El astrónomo Conon de Samos estaba
confabulado con el ladrón de la cabellera
de Berenice, adjudicándole una constelación a la reina egipcia, no para
mitigar su pena y confortarla, sino para evitar una investigación policial
sobre su paradero.
Desconocía
yo si la cabellara habría sufrido (como el arca de la alianza, el santo grial o
los clavos de Cristo), tras ser robada primeramente por un sacerdote del templo
de Serapis, distintas vicisitudes históricas, de acuerdo con la intención de
los más avezados arqueólogos de hacerse con ella y aprovechar sus mágicas propiedades.

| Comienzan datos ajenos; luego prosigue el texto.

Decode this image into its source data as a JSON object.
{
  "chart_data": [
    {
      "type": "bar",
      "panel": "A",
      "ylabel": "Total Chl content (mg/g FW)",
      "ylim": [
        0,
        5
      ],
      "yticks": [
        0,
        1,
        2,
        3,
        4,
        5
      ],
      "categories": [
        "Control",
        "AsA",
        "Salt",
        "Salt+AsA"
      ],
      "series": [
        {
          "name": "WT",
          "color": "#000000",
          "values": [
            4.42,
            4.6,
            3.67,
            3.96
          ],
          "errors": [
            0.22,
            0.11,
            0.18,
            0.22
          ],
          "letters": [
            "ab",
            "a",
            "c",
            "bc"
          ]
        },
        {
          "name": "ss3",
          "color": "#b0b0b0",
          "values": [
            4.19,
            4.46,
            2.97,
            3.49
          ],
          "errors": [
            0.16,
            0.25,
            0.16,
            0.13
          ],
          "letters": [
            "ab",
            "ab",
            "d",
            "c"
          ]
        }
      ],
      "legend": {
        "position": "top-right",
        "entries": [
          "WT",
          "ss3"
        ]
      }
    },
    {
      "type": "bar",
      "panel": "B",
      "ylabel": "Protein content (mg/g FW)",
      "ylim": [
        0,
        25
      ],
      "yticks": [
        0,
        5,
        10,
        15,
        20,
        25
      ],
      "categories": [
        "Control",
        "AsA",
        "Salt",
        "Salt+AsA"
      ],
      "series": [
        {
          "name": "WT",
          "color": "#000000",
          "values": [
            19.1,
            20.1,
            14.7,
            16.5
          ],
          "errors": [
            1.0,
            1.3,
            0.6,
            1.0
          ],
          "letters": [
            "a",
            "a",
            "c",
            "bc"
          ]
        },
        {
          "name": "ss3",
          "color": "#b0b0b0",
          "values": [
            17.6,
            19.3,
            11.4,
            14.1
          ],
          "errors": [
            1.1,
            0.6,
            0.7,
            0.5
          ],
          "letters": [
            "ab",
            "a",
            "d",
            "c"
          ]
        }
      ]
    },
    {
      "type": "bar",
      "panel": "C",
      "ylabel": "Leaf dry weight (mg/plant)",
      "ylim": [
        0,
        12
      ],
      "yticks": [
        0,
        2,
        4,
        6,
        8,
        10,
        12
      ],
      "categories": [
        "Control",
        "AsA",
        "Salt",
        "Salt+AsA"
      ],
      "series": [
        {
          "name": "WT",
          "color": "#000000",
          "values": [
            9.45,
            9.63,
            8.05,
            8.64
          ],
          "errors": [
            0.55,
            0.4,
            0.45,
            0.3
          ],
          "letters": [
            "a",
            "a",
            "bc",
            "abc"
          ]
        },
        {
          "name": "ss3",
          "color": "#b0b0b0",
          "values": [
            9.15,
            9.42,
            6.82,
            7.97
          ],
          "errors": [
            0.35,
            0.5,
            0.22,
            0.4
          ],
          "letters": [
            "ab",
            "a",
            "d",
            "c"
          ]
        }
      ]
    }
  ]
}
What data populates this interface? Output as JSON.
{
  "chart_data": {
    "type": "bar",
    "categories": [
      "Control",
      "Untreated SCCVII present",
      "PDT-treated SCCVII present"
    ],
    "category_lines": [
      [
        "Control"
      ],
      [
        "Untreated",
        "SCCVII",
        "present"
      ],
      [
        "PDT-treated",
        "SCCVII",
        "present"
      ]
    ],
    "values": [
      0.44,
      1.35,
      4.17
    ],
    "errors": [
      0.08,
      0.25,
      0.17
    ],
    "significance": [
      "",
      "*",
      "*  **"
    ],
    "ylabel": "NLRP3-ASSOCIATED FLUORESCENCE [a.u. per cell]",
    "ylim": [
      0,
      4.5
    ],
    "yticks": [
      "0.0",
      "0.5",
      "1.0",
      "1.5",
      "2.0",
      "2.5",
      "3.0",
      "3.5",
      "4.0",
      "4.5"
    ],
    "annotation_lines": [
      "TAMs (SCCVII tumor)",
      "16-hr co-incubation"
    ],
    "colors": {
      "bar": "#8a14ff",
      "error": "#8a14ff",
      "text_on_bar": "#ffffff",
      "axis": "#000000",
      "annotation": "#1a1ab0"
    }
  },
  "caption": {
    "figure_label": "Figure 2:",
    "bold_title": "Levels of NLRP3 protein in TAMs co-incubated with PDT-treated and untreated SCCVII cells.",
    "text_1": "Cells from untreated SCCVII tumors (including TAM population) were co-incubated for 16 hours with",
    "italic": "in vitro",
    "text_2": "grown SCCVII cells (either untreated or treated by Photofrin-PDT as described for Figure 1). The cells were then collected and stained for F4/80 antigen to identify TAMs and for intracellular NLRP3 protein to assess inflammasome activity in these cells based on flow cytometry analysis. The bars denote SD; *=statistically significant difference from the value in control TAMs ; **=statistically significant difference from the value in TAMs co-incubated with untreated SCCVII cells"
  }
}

En algún momento de la historia, estoy seguro, unos tramposos intentaron el trueque por la
virilidad de Atis (conservada en formol), aduciendo que revitalizaría como
viagra la potencia sexual, pero, frente a las evidentes señales de autenticidad
de la cabellera, el falo mutilado nunca manifestaría las suyas, sino por una
sospechosa enormidad que bien pudiera haber resultado de una inyección de silicona.
Mi particular investigación me ha traído
hasta la Venta
la Cabezuela, después de haber hallado unos códices reveladores en el satélite
artificial Delphi, estrellado en el
polígono el Trocadero.
Delphi
saltó a la estratosfera en el 79 d.c., impelido por la erupción volcánica que
asoló Pompeya. Ha orbitado durante muchos siglos hasta que se enamoró de los Pilones de Cádiz. El enamoramiento le puso Al rojo vivo (como a James Cagney) y acabó, tras muchas órbitas de
indecisión, estrellándose, no demasiado lejos de la posibilidad de sucumbir a
un abrazo reparador de sus amadas (sin duda fue más avisado que Glecko, el satélite artificial del Fukusima,
que aspiró al amor de, si bien una torre mucho más excelsa, la Torre Eiffel, ésta carente de
una gemela).
Los códices, difíciles de descifrar, y, en todo
caso, dejando partes imprecisas o inasequibles, son presuntamente certificados
de autenticidad, notas descriptivas y esquemas de diseño del tesoro que
albergaba en sus depósitos. No es osado conjeturar que, por algún proceso
difícil de rastrear, acabara en el templo de Afrodita, sito en Pompeya, y Vulcano
la pusiera a salvo de la destrucción, embarcándola en Delphi de un puntapié eruptivo.
Qué vuelco su corazón de chapa no sufriría al
contemplar desde el cielo la increíble similitud del cableado eléctrico tendido
sobre la bahía con aquella cabellera original de la cual había sido celador y
depositario. Los estados vibracionales de sus hebras brindan distintas
propiedades, no solo para enamorar satélites artificiales, sino para, entre
otras: 1) revitalizar como placenta de oveja negra el cuero cabelludo de los calvos
y halopécicos; 2) sanar las heridas como las pócimas secretas del centauro
Quirón; 3) generar gluones, etc.
Con los planos y documentos que he rescatado
de Delphi realizo una comprobación
sobre el terreno. Mis intuiciones las he expuesto en la mesa donde, en la Venta la Cabezuela, desayunaban
los ingenieros de Dragados, por si podían validármelas con sus apreciaciones
técnicas. Verdaderamente fueron muy amables y acogieron mi idea con perplejidad
y entusiasmo, pergeñando una réplica práctica, siguiendo las instrucciones de
los planos, de la estructura colágena trenzada de la cabellera para tender
sobre los pilares del puente a la
Pepa y que yo pudiera regresar en mi bicicleta, no ya ahorrándome
el pedaleo circunvalador de la orilla de la bahía o mi inclusión en el tren de
Cercanías, sino la ayuda levitadora de ET.